CHILD CASUALTIES OF BINGE DRINKING
NHS INFORMATION CENTRE REVEALS SCALE OF HARM TO TEENAGERS
Over 160 children each week are admitted to hospital with alcohol-related problems. 8,494 youngsters under 18 ended up in hospital through drink in 2007.
The NHS Information Centre issued a survey with the report, revealing that children aged 11-15 years old who admitted drinking consume an average 11.4 units a week. The poll of 8,000 teenagers found that almost a third of 15-year olds considered it "fine" to get drunk at least once a week.

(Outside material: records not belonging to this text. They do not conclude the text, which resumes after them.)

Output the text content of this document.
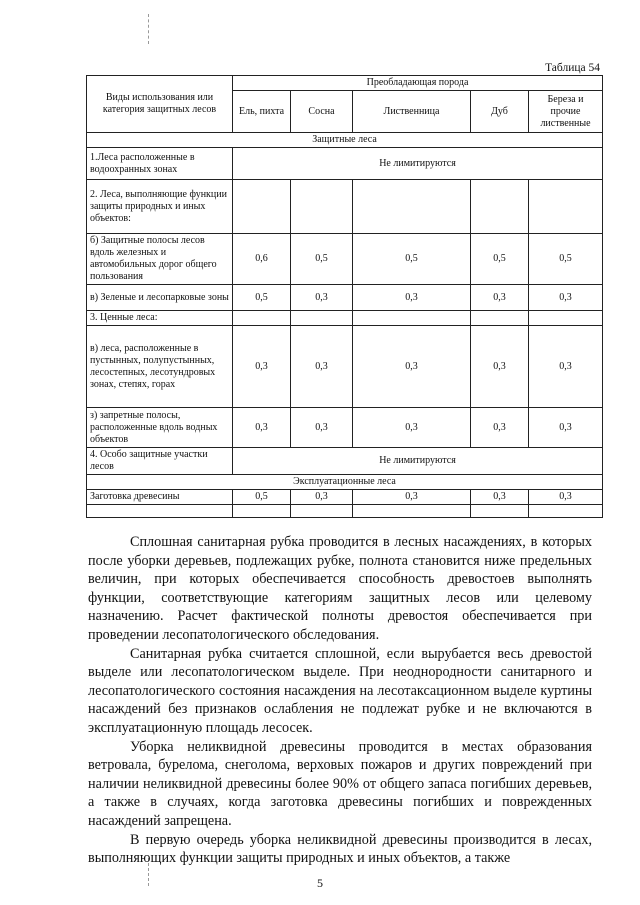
Таблица 54
Виды использования или категория защитных лесов	Преобладающая порода				
	Ель, пихта	Сосна	Лиственница	Дуб	Береза и прочие лиственные
Защитные леса					
1.Леса расположенные в водоохранных зонах	Не лимитируются				
2. Леса, выполняющие функции защиты природных и иных объектов:					
б) Защитные полосы лесов вдоль железных и автомобильных дорог общего пользования	0,6	0,5	0,5	0,5	0,5
в) Зеленые и лесопарковые зоны	0,5	0,3	0,3	0,3	0,3
3. Ценные леса:					
в) леса, расположенные в пустынных, полупустынных, лесостепных, лесотундровых зонах, степях, горах	0,3	0,3	0,3	0,3	0,3
з) запретные полосы, расположенные вдоль водных объектов	0,3	0,3	0,3	0,3	0,3
4. Особо защитные участки лесов	Не лимитируются				
Эксплуатационные леса					
Заготовка древесины	0,5	0,3	0,3	0,3	0,3

Сплошная санитарная рубка проводится в лесных насаждениях, в которых после уборки деревьев, подлежащих рубке, полнота становится ниже предельных величин, при которых обеспечивается способность древостоев выполнять функции, соответствующие категориям защитных лесов или целевому назначению. Расчет фактической полноты древостоя обеспечивается при проведении лесопатологического обследования.

Санитарная рубка считается сплошной, если вырубается весь древостой выделе или лесопатологическом выделе. При неоднородности санитарного и лесопатологического состояния насаждения на лесотаксационном выделе куртины насаждений без признаков ослабления не подлежат рубке и не включаются в эксплуатационную площадь лесосек.

Уборка неликвидной древесины проводится в местах образования ветровала, бурелома, снеголома, верховых пожаров и других повреждений при наличии неликвидной древесины более 90% от общего запаса погибших деревьев, а также в случаях, когда заготовка древесины погибших и поврежденных насаждений запрещена.

В первую очередь уборка неликвидной древесины производится в лесах, выполняющих функции защиты природных и иных объектов, а также

5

Overall, there were 207,788 NHS hospital admissions linked to alcohol in 2007, with a rise of 7% in the past year alone. 57,142 cases had a primary diagnosis specific to alcohol, such as alcohol-related mental disorders, liver disease and alcohol poisoning; 10% of these were under 18s. Three quarters of the alcohol-related admissions were for secondary diagnosis, when the patient is admitted for another reason but alcohol problems are evident; these include accidents caused by being drunk.
Doctors warn that they see more people in their 20s and 30s with alcoholic liver disease, previously witnessed only in the middle-aged.
Charities and politicians blamed the bleak statistics on Labour’s liberal attitude to alcohol, which has seen licensing laws relaxed to allow drinking round the clock, and its failure to tackle supermarkets selling alcohol at "pocket money levels". "Pouring out drink at cheap prices gives children easy access to alcohol," confirmed leading addiction expert Professor Roger Williams.
"These cases put enormous pressure on an already overstretched NHS," added Conservative health spokesman Andrew Lansley.
There were wide regional variations. The north east had the highest rate of alcohol-related admissions. East of England had the lowest.
There has been a 19% rise in alcohol-related deaths since 2001 to 6,500. Two-thirds were men.
There has also been a 20% increase in drugs prescribed in an attempt to help this.
"These figures show a depressing rise in all the indicators of drink-related damage to health," stated Professor Ian Gilmore, president of the Royal College of Physicians.
Public health minister Dawn Primarolo said the government was working to reduce the figures. "The NHS spends Â£217million a year on specialist alcohol treatment," she said. Addiction Today will be writing to her to request a breakdown of the figures to see how much, if any, is going to frontline treatment – and a breakdown of exactly what type of "treatment" is covered.